Investing.com – Natural gas futures started the week on the front foot on Monday, as traders reacted to bullish weather forecasts for most parts of the United States over the next two weeks, that should lead to an increase in heating demand.
Natural gas prices typically rise ahead of the winter as colder weather sparks indoor-heating demand.
The heating season from November through March is the peak demand period for U.S. gas consumption.
U.S. natural gas futures jumped almost eight cents, or around 3%, to $3.065 per million British thermal units by 8:00AM ET (1300GMT). It reached its best level since Sept. 21 at $3.095 earlier.
Futures rose around 0.7% last week as traders monitored near-term weather models to gauge demand for the heating fuel.

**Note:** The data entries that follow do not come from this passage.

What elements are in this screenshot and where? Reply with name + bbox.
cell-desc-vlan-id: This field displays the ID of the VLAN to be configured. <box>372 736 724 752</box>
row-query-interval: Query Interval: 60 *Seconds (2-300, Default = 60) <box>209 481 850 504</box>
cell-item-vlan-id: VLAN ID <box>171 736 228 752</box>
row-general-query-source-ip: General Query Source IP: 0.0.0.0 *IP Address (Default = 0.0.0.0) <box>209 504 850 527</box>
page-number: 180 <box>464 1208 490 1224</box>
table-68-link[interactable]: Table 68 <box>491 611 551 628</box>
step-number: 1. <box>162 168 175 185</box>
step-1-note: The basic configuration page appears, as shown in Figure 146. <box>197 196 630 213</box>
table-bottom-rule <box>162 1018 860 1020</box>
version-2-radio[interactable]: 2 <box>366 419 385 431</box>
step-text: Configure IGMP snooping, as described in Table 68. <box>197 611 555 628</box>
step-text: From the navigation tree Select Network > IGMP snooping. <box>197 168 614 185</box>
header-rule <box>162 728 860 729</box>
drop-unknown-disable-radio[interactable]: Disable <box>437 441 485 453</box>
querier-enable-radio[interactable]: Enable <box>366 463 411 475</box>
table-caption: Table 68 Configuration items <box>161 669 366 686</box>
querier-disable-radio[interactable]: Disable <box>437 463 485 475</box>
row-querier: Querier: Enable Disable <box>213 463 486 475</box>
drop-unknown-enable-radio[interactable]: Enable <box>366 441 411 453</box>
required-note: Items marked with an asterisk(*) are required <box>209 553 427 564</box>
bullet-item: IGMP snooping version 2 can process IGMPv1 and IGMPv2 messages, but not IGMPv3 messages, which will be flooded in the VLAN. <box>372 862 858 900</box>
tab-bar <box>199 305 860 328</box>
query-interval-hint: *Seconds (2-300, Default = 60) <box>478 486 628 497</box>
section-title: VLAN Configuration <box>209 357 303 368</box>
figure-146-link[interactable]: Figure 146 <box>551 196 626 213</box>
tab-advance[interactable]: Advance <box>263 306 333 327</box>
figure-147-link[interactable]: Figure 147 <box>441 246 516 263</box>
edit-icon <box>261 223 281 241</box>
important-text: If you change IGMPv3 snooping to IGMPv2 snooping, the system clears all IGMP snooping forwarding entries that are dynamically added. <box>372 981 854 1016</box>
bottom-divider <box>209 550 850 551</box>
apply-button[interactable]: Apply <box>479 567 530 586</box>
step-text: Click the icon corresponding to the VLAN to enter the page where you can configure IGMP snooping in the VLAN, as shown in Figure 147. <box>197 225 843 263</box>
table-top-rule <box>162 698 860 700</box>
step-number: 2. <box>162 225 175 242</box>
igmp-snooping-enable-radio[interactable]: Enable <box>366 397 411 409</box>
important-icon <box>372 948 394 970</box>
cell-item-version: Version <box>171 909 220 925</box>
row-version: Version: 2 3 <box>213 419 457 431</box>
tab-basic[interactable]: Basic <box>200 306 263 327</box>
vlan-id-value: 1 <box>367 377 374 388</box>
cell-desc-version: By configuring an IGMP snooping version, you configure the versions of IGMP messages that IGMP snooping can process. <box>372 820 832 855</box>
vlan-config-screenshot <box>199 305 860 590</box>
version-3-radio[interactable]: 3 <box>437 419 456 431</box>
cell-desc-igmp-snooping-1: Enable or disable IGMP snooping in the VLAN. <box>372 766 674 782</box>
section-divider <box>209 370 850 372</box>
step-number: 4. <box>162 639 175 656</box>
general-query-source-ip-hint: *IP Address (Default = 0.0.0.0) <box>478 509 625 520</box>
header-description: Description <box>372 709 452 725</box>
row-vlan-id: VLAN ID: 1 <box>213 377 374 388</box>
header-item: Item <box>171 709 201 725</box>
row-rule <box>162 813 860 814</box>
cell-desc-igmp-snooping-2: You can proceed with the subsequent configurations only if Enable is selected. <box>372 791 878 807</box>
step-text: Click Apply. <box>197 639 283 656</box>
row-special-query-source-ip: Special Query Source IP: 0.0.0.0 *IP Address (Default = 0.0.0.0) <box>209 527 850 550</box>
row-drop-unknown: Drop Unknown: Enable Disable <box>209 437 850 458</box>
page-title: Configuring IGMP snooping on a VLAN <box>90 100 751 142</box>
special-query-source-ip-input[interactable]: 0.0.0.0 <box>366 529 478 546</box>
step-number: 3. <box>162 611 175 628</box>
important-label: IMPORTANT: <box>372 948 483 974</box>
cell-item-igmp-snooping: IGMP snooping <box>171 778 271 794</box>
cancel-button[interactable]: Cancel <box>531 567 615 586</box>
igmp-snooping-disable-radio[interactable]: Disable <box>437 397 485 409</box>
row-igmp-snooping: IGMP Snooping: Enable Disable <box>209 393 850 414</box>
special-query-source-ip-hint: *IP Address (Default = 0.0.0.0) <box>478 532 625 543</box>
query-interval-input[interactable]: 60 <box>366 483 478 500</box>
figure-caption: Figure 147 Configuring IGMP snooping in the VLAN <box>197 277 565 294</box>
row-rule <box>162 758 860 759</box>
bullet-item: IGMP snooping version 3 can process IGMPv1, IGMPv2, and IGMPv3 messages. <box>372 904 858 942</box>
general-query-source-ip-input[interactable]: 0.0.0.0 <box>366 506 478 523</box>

Meanwhile, market participants looked ahead to this week’s storage data due on Thursday, which is expected to show a build in a range between 11 and 21 billion cubic feet (bcf) in the week ended Nov 3.
That compares with a gain of 65 bcf in the preceding week, a build of 54 bcf a year earlier and a five-year average rise of 45 bcf.
Total natural gas in storage currently stands at 3.775 trillion cubic feet (tcf), according to the U.S. Energy Information Administration. That figure is 180 bcf, or around 4.5%, lower than levels at this time a year ago and 41 bcf, or roughly 1.1%, below the five-year average for this time of year.
Analysts estimated the amount of gas in storage would end the April-October injection season at 3.8 tcf due primarily to higher liquefied natural gas shipments abroad. That would fall short of the year-earlier record of 4.0 tcf and the five-year average of 3.9 tcf.